Игорь перемахнул через забор, подошел к малышу. Тот поднял глаза: губы подрагивали от сдерживаемых всхлипываний, длинные ресницы запорхали, и из-под них выкатилось по крупной слезинке.
Подросток на секунду застыл, глядя, как медленно стекают по щекам эти капельки, потом схватил мальчика на руки, прижал к себе и тихонько сказал: «Не плачь, все пройдет. Я приду к вам вечером и принесу тебе игрушку. Хочешь машинку?»
Малыш закивал головой, Игорь передал его Валере, и тот понес братишку домой.
- Ты у нас прям брат милосердия, - не удержалась от комментария Вика. Все дружно поддержали атаманшу едким хихиканьем.
Конечно же, это могло прийти в голову только ей: идея развлечься таким странным образом – прикинуть, кто дороже всех одет-обут. У Вики отец занимал какую-то должность в мэрии, говорят, и магазинчик держал. В общем, они не бедствовали. О чем Виктория не забывала регулярно напоминать окружавшим.
Короче говоря, в графе «итого» этой калькуляции оказалось, что именно на Игоре одежда самая простенькая и дешевая. Собственно, новостью это ни для кого не было, просто раньше друзья на такие вещи (в прямом смысле слова) особого внимания не обращали. А тут…
- А ботиночки-то, похоже, вообще – секонд хенд, - протянула Вика, - поди, от братца остались в наследство? Это не он минут 10 назад мимо прошел? Что-то трезвый давно, странно даже, видать, затишье перед запоем…

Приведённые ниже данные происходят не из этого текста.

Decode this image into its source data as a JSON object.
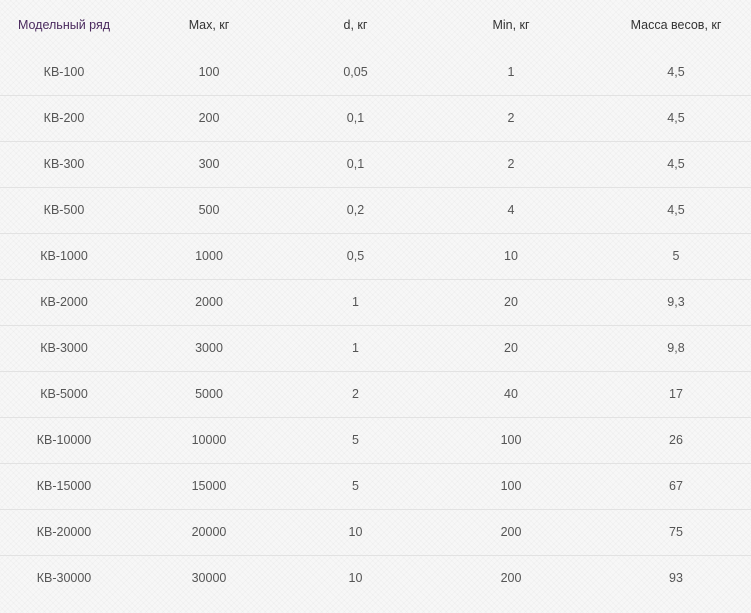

Это был уже запрещенный прием. Игорь резко повернулся и молча рванул домой. Илья действительно заскочил пообедать, уже успел перекусить и собирался снова на работу. Младший брат влетел в узкий коридор и чуть не столкнул его. С размаха швырнул об пол ботинки.
- Случилось что? Какая муха тебя укусила?
- Тебе лучше знать, какая. Ты же обычно у нас «под мухой» бываешь! - выкрикнул он в лицо старшему.
Тот, вздрогнув, как от удара, на миг застыл.
- И не гляди так! Обидели бедненького! Полгода он не пьет, в ножки поклониться, что ли?
Игорь понимал, что надо остановиться, но не мог. Он знал, что упреки несправедливы, вернее, чувствовал это глубоко внутри. А наружу вырывались все накопленные годами обиды.
- Ненавижу! Лучше бы тебя вовсе не было!
У Ильи расширились зрачки. Он побледнел, отшатнулся к стене, будто ища опору. Что-то хотел ответить, но лишь беззвучно пошевелил губами и хватнул ртом воздух.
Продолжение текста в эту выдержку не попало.